The fiery Maximos IV Saigh led the Melchites from Aleppo, Antioch and Jerusalem, ready to fight for the ancient ways of the East in a church he felt was too Romanised.

The bearded bishops of other ancient rites were also there – the Syro Malabars, the Malankaras, the Copts, the Chaldeans and Armenians all in full communion with Rome as Uniates.

The Orthodox churches had been invited but for various reasons did not attend the first session except, in a surprise, last-minute move, communist Russia allowed the patriarch of Moscow to send two delegates to join the non-Catholic observers. Khrushchev had admired Pope John’s appeal to himself and US President John Kennedy over the Cuban crisis which had helped to heal that impending war that might have turned nuclear. Again, Pope John’s intervention bore fruit.

Opening

President Segni of Italy proclaimed the council’s opening day, a holiday and thousands flocked to St Peter’s Square. Some 2,318 bishops, in different headdresses, marched out of the papal palace’s bronze doors in rows of sixes, swung right across St Peter’s Square, then right again up the steps into the basilica entering the multi-tiered seats arranged in grandstand style, leaving a large central aisle for the Papal procession.

Pope John had been persuaded to mount the Sedia Gestatoria so he could be seen by the crowds but insisted on dismounting before he entered the basilica preceded by the Patriarchs and Cardinals.

He crossed the aisle to the altar thrilled by the thousands of bishops, superiors of religious orders, non-Catholic observers and members of the royal and aristocratic families of Europe, politicians and ambassadors all watching him.

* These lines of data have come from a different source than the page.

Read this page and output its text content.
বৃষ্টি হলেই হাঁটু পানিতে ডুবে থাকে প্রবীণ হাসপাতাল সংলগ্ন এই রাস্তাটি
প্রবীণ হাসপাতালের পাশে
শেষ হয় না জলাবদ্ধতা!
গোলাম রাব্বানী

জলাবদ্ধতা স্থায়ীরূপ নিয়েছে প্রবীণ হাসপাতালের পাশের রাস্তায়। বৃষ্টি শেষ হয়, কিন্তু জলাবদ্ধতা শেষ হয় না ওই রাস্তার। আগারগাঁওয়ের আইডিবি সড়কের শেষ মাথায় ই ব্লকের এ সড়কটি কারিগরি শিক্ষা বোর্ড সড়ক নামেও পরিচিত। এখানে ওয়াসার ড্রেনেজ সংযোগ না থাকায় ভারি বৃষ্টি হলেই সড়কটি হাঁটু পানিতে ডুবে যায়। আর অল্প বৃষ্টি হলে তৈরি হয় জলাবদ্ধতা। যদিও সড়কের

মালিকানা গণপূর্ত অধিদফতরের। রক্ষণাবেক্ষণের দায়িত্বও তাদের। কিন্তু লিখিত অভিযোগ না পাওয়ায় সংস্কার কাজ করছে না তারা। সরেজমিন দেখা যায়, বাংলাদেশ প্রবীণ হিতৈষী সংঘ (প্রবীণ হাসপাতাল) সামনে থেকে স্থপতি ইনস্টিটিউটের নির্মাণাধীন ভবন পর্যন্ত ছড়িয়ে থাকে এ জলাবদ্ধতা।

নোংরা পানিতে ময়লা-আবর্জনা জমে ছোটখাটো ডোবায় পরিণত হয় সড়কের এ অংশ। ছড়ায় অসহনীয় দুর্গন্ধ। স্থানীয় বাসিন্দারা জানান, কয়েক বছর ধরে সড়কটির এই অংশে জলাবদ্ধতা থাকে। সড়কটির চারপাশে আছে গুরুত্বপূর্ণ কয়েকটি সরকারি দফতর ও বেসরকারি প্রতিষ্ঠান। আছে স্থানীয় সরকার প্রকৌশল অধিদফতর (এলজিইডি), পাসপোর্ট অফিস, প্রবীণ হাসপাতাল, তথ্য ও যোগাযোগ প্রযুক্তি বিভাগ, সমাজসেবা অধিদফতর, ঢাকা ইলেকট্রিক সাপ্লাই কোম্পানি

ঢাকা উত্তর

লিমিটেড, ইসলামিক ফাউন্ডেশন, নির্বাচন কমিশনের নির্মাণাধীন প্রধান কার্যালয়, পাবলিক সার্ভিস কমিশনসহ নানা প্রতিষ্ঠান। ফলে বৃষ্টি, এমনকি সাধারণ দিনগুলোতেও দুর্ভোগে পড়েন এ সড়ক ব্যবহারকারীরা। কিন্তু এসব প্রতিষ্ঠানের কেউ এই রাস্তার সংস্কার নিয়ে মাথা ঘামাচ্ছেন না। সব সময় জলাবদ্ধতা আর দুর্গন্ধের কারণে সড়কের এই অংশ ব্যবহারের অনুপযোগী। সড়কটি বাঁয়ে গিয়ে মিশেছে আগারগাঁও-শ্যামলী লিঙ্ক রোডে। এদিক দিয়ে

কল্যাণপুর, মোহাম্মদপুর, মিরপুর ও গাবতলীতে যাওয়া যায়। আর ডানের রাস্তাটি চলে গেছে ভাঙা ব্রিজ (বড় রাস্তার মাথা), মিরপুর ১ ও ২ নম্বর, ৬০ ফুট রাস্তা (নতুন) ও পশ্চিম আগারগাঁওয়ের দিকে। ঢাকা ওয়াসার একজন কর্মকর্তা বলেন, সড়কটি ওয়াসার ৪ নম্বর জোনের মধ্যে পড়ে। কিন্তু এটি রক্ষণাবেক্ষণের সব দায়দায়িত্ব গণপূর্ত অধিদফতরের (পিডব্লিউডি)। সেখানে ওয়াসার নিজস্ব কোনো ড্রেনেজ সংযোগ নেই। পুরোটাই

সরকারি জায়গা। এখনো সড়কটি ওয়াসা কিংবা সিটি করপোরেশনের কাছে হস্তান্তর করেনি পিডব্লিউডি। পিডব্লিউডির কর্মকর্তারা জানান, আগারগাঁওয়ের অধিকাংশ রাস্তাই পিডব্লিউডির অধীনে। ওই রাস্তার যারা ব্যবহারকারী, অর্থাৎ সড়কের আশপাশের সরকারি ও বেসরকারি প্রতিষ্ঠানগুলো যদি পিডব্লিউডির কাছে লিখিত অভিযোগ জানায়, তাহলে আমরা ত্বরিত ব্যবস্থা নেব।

Archbishop Enrico Dante, the Pope’s sacristan, had planned the usual Roman pageant of sparkling ceremonies, vestments, numerous candles and incense interspersed with the beautiful music of the Sistine Choir.

He was rather frustrated when Pope John changed the papal throne on a spot, two metres above the sanctuary floor, and ordered instead a simple brocade chair put on the highest level of the Bernini altar ‘so everyone can see a little better’.

He modified the ceremony of obeisance of the Cardinals and Archbishops and ordered the gospel to be sung in Arabic and old Slavonic as well as in Latin and Greek to show the universality of the church.

Cardinal Tisserant, the Dean of the Sacred College of Cardinals, was the main celebrant and, after Mass, John read an ancient profession of faith repeated by all the bishops. The Secretary-General carried an ornate 15th century book of the gospel to the altar, opened it at the first chapter of St John, and the church’s 2000 years of history was climaxed by the opening of its 21st General Council.